Others point out that a jury of citizens weighed all the evidence and listened to all the testimony and found Mr. Libby guilty of perjury and obstructing justice. They argue, correctly, that our entire system of justice relies on people telling the truth. And if a person does not tell the truth, particularly if he serves in government and holds the public trust, he must be held accountable. They say that had Mr. Libby only told the truth, he would have never been indicted in the first place.

Both critics and defenders of this investigation have made important points. I have made my own evaluation. In preparing for the decision I am announcing today, I have carefully weighed these arguments and the circumstances surrounding this case.

Mr. Libby was sentenced to thirty months of prison, two years of probation, and a $250,000 fine. In making the sentencing decision, the district court rejected the advice of the probation office, which recommended a lesser sentence and the consideration of factors that could have led to a sentence of home confinement or probation.

I respect the jury's verdict. But I have concluded that the prison sentence given to Mr. Libby is excessive. Therefore, I am commuting the portion of Mr. Libby's sentence that required him to spend thirty months in prison.

My decision to commute his prison sentence leaves in place a harsh punishment for Mr. Libby.
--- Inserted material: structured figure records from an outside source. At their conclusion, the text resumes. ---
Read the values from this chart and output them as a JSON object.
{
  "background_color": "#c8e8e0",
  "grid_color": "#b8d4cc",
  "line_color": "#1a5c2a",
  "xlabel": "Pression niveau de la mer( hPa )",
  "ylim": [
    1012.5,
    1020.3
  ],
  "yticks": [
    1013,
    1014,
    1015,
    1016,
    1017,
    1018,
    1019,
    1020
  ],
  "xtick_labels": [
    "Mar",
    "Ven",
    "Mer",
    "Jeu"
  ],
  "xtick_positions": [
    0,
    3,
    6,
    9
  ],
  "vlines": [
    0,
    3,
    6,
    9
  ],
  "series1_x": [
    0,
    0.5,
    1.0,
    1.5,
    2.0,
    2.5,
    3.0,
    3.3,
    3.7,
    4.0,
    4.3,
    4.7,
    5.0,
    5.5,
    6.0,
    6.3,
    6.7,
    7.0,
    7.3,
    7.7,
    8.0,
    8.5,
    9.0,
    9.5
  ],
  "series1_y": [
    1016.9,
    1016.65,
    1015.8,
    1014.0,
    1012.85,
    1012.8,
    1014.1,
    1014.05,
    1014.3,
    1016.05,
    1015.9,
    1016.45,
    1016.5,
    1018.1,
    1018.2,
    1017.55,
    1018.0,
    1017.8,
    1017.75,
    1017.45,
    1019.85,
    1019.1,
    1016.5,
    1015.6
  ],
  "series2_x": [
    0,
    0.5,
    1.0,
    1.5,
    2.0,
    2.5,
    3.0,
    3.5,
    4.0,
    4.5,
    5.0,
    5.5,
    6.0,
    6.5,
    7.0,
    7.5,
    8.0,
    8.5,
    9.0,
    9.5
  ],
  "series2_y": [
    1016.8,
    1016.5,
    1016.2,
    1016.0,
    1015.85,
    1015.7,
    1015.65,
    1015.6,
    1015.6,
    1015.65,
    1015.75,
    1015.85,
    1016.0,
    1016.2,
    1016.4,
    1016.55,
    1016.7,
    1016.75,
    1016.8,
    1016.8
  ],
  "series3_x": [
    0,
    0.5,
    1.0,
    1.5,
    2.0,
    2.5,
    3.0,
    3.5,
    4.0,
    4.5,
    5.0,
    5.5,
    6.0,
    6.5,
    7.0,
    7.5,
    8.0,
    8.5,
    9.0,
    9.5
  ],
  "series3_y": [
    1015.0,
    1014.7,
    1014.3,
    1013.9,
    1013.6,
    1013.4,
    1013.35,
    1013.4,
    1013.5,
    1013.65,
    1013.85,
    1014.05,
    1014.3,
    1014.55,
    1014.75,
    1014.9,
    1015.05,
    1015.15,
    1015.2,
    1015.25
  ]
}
The reputation he gained through his years of public service and professional work in the legal community is forever damaged. His wife and young children have also suffered immensely. He will remain on probation. The significant fines imposed by the judge will remain in effect. The consequences of his felony conviction on his former life as a lawyer, public servant, and private citizen will be long-lasting.

The Constitution gives the President the power of clemency to be used when he deems it to be warranted. It is my judgment that a commutation of the prison term in Mr. Libby's case is an appropriate exercise of this power.


Source:
White House Press Office

2 comments:

samspade1120 said...

I feel the President did the right thing since the punishment was excessive considering that Libby himself was not the original outing of Plame, who by the way was well known in Washington circles of what she was, Libby was the whipping boy of the democrats and liberals who have fought from day one even before 911 to unseat this President.

This gambit is just another shot in their war against the other party and by some against America in general.

When you see some democrat charged with something the liberals and other democrats are quick to minimize the story and as we all know they would try their hardest to keep that democrat in government.

I realize that I come off as a Republican most of the time but I am an independent and currently I see nothing coming out of the democrats that approach reality or sincerity.

If you look at the other sites you will see liberals down playing what is going on in the rest of the world when it comes to terrorism and there are even those who want to fly the "its all Bush's fault" banner.

I think the bottom line is that when there is the next election and whomever gets the nod to run for both parties then we will have to decide who will serve America best and from where I sit it is not the leading democrats currently.

Peter said...

Hey Sam,

VERY well put. I agree with you. I think more and more people are starting to agree with us. I think what this will boil down to is the Sheepeople vs the educated voter in 08.